When $ \mathbb{E}(XY|\mathcal{A}) = \mathbb{E}(X|\mathcal{A})Y? $

Question

Let $\mathcal{A}\subseteq\mathcal{B}$ be a sub $\sigma$-algebra on the probability space $(\Omega,\mathcal{B},\mu)$, $X,Y$ real random variables being $X$ $\mathcal{B}$-measurable and $Y$ $\mathcal{A}$-measurable. It is true that $$ \mathbb{E}(XY|\mathcal{A}) = \mathbb{E}(X|\mathcal{A})Y? $$ I know it is true for bounded $Y$ and integrable $X$, but I think it also is true whenever $X$ and $XY$ are integrable (we only need $\mathbb{E}(X),\mathbb{E}(XY)$ to be defined)

Answer 1

The mentioned statement is true. After having decomposed $X$ and $Y$ into positive and negative part, it suffices to treat the case where $X$ and $Y$ are both non-negative, by linearity of conditional expectation. Define $Y_n$ by giving the value $Y$ if $Y\leqslant n$ and zero otherwise.
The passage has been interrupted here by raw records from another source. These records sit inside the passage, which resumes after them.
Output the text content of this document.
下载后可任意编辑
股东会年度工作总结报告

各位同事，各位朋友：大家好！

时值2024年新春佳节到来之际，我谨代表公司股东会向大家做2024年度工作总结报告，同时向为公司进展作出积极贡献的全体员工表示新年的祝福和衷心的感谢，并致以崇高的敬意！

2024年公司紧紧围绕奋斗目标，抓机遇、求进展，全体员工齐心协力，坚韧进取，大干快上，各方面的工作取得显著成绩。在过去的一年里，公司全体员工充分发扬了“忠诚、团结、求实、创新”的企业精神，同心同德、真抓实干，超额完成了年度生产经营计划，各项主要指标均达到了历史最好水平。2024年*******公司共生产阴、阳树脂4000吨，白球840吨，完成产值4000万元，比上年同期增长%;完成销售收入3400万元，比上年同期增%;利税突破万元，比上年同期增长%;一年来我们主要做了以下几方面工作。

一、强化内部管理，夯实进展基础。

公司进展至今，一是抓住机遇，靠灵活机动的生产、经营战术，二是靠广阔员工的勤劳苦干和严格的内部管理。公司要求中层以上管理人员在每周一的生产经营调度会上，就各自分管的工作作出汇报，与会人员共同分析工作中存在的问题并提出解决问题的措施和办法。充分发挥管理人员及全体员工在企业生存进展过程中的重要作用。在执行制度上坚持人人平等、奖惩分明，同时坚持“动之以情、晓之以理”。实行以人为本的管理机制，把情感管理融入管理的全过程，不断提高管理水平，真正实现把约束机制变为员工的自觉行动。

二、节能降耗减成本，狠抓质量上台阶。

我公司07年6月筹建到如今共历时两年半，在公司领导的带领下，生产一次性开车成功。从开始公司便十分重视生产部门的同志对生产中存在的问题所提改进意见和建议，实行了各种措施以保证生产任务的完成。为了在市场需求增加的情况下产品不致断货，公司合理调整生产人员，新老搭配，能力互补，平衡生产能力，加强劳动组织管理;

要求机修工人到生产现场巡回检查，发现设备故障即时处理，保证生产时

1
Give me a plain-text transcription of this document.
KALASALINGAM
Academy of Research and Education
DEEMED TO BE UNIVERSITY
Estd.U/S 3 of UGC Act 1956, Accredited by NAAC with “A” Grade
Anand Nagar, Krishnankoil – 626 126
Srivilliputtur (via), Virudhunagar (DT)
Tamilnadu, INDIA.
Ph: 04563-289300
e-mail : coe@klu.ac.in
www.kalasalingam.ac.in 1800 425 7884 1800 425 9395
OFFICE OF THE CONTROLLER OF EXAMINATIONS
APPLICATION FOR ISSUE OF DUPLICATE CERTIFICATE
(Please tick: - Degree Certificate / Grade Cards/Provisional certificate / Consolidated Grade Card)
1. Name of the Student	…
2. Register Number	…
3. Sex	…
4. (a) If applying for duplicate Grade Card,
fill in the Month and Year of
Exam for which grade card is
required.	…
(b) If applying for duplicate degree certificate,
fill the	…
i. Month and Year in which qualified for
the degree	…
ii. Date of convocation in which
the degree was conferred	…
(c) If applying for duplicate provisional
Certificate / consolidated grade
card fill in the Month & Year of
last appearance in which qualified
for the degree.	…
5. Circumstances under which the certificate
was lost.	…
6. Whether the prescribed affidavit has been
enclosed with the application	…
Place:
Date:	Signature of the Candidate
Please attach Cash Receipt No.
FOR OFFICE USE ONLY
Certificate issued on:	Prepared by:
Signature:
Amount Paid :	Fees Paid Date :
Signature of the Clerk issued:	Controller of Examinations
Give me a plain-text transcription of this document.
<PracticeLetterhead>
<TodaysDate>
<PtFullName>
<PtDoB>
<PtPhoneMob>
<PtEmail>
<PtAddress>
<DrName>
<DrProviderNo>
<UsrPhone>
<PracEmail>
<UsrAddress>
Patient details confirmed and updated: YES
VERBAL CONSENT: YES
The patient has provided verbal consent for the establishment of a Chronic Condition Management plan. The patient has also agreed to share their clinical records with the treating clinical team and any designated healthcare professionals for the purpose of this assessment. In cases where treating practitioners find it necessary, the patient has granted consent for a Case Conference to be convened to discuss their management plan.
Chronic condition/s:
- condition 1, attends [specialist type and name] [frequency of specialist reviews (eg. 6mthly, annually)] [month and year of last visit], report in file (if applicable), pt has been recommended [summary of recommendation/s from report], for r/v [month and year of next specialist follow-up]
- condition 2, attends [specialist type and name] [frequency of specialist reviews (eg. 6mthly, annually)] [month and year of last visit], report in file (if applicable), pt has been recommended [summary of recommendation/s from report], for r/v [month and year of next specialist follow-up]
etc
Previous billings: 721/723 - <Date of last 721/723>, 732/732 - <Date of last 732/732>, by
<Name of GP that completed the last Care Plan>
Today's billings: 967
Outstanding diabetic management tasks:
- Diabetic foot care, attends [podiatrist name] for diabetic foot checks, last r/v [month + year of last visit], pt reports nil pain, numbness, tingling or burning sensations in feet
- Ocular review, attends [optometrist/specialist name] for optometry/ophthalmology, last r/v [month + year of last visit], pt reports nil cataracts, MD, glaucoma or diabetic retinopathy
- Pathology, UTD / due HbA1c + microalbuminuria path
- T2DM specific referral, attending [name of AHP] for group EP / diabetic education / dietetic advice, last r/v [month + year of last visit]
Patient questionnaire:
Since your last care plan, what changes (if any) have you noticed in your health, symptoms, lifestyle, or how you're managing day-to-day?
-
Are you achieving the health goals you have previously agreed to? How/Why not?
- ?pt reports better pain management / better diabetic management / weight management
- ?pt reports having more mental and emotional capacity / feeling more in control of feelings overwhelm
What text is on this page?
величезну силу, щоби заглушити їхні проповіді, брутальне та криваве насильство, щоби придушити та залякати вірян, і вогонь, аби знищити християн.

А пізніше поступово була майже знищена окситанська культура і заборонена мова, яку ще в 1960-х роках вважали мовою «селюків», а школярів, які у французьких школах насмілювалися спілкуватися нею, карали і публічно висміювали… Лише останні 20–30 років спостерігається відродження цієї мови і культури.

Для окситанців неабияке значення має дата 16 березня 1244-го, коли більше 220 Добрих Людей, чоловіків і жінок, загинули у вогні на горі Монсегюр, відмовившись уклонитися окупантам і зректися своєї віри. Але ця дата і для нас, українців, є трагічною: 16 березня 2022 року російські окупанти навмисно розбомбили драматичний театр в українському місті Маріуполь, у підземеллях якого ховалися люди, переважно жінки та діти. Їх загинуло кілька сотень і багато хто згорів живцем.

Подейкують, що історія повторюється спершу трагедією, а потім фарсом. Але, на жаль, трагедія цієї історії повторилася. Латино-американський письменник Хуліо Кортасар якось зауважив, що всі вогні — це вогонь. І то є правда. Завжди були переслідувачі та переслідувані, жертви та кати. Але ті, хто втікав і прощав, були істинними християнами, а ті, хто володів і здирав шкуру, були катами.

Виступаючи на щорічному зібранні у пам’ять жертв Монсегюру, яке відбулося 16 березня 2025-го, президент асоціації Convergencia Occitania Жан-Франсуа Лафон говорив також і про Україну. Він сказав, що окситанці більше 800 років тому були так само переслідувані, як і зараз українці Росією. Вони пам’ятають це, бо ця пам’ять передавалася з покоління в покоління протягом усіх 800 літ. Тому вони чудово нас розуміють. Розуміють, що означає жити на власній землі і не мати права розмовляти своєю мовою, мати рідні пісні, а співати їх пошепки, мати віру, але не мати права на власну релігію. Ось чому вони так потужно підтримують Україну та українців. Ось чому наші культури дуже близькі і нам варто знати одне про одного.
Then $Y_n$ is a bounded $\mathcal A$-measurable random variable hence $$ \tag{*}\mathbb{E}(XY_n|\mathcal{A}) = \mathbb{E}(X|\mathcal{A})Y_n $$ Since $Y_n\leqslant Y_{n+1}$ almost surely, $Y_n\to Y$ a.s. and $X$ is non-negative, the monotone convergence theorem for conditional expectation gives that the left hand side of (*) converges to $\mathbb{E}(XY|\mathcal{A})$ almost surely.

Answer 2

Yes you are right. It is true whenever X and XY are integrable, i.e., their expectation is well-defined.